Eric's explanations are fine, and all, but I had always read that a routine should throw if it didn't have the information it needed to return a result. Surely
10 * null falls under this guideline, doesn't it?
Why doesn't C# throw? I had to find an answer.
I figured that this question deserves a forum that's not Twitter. I wanted to hear thoughts from others, so I decided to turn to StackOverflow.
If you follow me on Twitter, then you know that I recently aired some grievances about StackOverflow, rage-quitting the service because it has turned toxic. This is something they have acknowledged, which I think is GREAT. Seriously: kudos.
The reason I bring this up is that I received a lot of pushback on my opinion and some people asked me to basically "prove it". Ahh yes: "prove to me how you feel about something so I can judge whether it's valid". Strange that the people asking me this couldn't see the toxicity in the very Discourse we were having.
Anyway: a few of my friends have created "undercover" accounts on the service to see what it's like as a new user with low rep, and I did the same. I decided to ask about nulls with respect to C# to see if I was missing something. There were some pointed suggestions that the question was argumentative, so I decided to target it to "Why doesn't the C# compiler throw for logical comparisons of null".

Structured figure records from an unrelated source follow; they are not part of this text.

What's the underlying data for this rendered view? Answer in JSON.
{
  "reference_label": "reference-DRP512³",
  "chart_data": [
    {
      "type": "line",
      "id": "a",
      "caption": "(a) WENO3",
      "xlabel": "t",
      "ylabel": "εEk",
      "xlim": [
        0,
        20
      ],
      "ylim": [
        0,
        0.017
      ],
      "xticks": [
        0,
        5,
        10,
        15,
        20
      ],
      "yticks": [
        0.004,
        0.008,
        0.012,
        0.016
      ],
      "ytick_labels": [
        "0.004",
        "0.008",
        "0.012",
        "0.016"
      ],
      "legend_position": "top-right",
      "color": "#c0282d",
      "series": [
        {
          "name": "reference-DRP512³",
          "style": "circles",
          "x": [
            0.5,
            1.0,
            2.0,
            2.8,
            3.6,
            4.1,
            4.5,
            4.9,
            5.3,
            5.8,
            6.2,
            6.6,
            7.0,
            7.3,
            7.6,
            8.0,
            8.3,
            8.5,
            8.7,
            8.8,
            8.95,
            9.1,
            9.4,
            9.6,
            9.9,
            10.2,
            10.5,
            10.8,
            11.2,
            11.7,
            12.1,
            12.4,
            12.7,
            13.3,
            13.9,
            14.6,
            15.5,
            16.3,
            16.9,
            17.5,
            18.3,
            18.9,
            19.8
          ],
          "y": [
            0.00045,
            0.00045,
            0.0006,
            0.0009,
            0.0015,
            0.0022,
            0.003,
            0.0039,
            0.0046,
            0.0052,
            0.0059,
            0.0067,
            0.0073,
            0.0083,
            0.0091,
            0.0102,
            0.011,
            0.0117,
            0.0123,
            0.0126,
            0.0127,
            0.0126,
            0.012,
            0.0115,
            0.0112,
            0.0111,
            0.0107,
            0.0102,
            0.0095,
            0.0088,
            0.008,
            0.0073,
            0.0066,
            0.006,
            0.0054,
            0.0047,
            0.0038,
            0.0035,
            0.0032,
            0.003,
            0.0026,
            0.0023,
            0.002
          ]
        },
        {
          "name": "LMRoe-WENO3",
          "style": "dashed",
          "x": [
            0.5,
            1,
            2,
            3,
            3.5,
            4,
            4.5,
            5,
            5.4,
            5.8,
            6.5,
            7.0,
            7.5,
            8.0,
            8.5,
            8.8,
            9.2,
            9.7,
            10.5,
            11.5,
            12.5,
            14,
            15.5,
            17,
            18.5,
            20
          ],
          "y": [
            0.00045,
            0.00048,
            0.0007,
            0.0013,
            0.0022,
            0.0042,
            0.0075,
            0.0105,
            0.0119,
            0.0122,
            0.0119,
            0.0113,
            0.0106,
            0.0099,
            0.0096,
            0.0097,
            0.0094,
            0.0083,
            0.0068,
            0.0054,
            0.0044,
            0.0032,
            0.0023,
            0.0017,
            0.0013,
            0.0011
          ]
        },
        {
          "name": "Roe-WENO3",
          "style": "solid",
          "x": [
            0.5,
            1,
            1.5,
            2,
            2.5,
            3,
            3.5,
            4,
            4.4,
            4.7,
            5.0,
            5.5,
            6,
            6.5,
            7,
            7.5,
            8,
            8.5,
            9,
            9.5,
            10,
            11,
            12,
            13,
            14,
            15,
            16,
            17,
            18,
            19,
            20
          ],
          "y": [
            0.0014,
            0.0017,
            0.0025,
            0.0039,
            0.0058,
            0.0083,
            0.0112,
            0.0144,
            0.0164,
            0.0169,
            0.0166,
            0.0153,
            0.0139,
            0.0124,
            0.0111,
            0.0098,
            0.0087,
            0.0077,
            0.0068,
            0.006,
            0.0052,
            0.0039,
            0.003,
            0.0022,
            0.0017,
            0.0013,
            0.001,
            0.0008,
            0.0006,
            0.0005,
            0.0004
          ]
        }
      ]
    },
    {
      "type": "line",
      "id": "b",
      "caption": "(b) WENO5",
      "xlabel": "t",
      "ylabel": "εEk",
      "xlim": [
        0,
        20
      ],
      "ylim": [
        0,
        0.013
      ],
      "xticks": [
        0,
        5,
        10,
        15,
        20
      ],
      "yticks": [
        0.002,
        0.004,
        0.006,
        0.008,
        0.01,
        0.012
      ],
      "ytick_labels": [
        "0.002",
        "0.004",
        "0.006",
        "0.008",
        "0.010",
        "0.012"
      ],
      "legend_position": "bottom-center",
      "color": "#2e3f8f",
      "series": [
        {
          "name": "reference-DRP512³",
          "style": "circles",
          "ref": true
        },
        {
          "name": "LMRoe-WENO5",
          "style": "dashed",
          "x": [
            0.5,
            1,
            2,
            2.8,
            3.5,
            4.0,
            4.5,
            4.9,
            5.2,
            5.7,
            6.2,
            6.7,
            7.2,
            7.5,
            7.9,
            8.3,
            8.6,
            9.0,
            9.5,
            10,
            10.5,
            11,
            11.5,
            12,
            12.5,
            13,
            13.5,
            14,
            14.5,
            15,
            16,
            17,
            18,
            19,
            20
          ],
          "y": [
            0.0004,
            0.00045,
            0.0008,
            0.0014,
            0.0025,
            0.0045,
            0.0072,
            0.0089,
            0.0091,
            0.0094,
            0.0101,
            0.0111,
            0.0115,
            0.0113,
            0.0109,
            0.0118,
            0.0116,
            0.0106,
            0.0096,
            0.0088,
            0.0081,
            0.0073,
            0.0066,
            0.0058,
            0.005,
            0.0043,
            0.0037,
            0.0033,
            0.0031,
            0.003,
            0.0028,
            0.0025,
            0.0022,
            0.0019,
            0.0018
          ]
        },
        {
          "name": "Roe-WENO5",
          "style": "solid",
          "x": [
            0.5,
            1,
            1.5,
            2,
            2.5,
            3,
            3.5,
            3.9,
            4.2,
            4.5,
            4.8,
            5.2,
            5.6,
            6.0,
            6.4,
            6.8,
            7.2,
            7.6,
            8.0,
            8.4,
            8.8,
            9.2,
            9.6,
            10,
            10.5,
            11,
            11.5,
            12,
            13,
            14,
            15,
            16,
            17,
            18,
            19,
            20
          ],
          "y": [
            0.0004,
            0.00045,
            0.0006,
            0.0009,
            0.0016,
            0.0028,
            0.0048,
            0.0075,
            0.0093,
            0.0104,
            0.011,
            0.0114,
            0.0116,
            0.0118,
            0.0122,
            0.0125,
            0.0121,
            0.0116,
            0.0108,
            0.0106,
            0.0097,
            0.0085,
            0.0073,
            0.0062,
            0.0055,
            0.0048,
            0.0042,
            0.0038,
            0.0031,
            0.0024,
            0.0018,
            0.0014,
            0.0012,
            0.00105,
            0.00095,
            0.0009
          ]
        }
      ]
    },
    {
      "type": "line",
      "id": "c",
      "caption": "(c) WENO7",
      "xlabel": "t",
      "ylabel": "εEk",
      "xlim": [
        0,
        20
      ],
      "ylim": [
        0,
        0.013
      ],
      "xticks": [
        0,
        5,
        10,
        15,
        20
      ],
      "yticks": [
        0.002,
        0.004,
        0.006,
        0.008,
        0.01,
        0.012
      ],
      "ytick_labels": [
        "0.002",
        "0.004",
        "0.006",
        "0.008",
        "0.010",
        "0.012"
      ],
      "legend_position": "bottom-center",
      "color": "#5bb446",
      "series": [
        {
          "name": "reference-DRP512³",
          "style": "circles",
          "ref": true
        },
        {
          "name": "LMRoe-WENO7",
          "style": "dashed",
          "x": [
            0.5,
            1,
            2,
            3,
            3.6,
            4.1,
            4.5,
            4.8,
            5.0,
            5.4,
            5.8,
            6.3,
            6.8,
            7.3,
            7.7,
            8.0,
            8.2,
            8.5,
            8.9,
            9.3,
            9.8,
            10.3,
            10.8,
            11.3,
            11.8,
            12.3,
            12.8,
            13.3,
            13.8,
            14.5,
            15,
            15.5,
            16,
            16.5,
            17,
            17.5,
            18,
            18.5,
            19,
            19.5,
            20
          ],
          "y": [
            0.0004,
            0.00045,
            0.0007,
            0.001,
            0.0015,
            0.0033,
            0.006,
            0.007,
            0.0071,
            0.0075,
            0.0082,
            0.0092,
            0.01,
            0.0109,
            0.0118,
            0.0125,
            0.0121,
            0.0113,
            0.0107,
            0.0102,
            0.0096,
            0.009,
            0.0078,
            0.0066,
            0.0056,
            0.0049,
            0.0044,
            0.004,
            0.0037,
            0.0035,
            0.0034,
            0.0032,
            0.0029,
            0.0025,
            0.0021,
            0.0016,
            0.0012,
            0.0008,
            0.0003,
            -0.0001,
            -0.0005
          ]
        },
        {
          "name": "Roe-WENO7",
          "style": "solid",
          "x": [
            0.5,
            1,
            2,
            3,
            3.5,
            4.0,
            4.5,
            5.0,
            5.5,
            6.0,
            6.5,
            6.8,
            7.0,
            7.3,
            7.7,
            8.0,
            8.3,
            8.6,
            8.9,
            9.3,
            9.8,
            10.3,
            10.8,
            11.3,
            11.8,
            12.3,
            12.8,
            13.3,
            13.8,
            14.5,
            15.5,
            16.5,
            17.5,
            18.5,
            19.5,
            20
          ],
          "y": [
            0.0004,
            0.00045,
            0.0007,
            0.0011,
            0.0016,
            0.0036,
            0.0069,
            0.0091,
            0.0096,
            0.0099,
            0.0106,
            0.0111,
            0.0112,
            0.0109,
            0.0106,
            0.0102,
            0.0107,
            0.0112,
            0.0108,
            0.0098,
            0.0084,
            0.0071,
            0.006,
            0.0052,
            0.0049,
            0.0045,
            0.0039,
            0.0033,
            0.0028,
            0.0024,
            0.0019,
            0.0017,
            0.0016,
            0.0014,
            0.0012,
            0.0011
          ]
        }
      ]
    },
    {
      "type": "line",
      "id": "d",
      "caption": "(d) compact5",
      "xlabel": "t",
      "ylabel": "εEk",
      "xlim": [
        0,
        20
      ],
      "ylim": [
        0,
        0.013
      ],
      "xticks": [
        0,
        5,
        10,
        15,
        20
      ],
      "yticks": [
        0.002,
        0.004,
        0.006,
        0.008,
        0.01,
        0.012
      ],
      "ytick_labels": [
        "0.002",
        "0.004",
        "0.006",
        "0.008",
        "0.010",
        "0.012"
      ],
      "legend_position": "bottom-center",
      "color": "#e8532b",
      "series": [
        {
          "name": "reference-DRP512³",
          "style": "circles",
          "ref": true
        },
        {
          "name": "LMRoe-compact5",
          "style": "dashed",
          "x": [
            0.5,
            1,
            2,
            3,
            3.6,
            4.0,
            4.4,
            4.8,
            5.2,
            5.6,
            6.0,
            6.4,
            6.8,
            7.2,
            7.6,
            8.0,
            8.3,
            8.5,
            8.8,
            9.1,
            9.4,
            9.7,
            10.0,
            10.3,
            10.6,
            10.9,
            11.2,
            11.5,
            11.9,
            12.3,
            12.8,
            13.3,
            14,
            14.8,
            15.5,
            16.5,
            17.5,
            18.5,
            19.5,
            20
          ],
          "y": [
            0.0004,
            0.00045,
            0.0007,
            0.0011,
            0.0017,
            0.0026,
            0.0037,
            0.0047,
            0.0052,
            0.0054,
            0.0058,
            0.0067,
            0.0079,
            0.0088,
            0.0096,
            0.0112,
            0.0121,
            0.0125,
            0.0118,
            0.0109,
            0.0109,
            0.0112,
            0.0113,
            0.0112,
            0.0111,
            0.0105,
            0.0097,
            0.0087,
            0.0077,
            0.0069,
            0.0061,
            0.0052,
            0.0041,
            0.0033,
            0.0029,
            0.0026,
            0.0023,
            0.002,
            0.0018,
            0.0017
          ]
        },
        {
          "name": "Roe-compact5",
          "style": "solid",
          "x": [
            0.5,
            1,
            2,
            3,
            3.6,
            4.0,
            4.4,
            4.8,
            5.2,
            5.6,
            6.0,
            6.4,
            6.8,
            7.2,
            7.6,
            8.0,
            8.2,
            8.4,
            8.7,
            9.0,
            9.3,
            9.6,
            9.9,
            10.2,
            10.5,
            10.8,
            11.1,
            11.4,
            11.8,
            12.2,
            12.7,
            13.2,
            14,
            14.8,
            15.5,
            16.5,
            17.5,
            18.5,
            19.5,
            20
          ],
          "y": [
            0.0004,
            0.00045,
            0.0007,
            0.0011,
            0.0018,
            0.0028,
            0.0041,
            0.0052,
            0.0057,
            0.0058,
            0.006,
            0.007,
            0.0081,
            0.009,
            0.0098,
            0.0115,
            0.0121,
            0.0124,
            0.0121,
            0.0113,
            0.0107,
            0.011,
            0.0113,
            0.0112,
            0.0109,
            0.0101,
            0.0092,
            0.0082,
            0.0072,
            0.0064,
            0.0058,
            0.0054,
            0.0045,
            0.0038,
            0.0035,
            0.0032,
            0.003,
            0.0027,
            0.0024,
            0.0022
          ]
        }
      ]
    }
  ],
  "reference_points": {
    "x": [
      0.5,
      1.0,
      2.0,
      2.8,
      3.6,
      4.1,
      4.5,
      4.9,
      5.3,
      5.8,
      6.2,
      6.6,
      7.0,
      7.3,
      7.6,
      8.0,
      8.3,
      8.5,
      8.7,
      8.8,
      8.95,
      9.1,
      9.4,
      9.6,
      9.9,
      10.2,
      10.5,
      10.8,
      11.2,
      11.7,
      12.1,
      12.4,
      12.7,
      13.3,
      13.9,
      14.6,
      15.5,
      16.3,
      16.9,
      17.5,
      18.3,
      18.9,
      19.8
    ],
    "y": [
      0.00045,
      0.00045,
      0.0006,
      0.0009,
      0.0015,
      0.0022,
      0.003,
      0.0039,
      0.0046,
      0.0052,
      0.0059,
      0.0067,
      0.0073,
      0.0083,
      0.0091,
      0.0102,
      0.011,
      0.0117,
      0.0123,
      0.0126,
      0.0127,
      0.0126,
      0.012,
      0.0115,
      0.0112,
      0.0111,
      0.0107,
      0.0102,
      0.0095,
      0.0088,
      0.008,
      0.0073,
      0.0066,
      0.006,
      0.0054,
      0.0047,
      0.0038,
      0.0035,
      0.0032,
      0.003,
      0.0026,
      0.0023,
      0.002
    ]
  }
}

I think that's a good question. You can read through the answers if you want to see the confusion and condescension. You can also see a rather positive experience with a very kind user named EJoshuaS, who left this comment:
Excellent first question by the way - welcome to the site.
That was kind. Other commenters were a little more direct and more than a bit condescending. More of this please - you will create a better environment for others which will lead to better answers.
Read the question and you decide if it was asked/answered fairly. No one seems to know why C# behaves the way it does. The decision seems... arbitrary at best (to me).
Some languages don't have Null, like Swift and Haskell. I think it would be great fun to code in a language that embraced logic at every level, and I wonder if it's possible to do this kind of thing intentionally.
I'm not sure Null should have a place in programming. Then again, this is the first time I've ever really thought about it. Maybe someday I'll write a programming language and implement my ideas for Null. Why not? That's what every other language has done, and we get to live with it.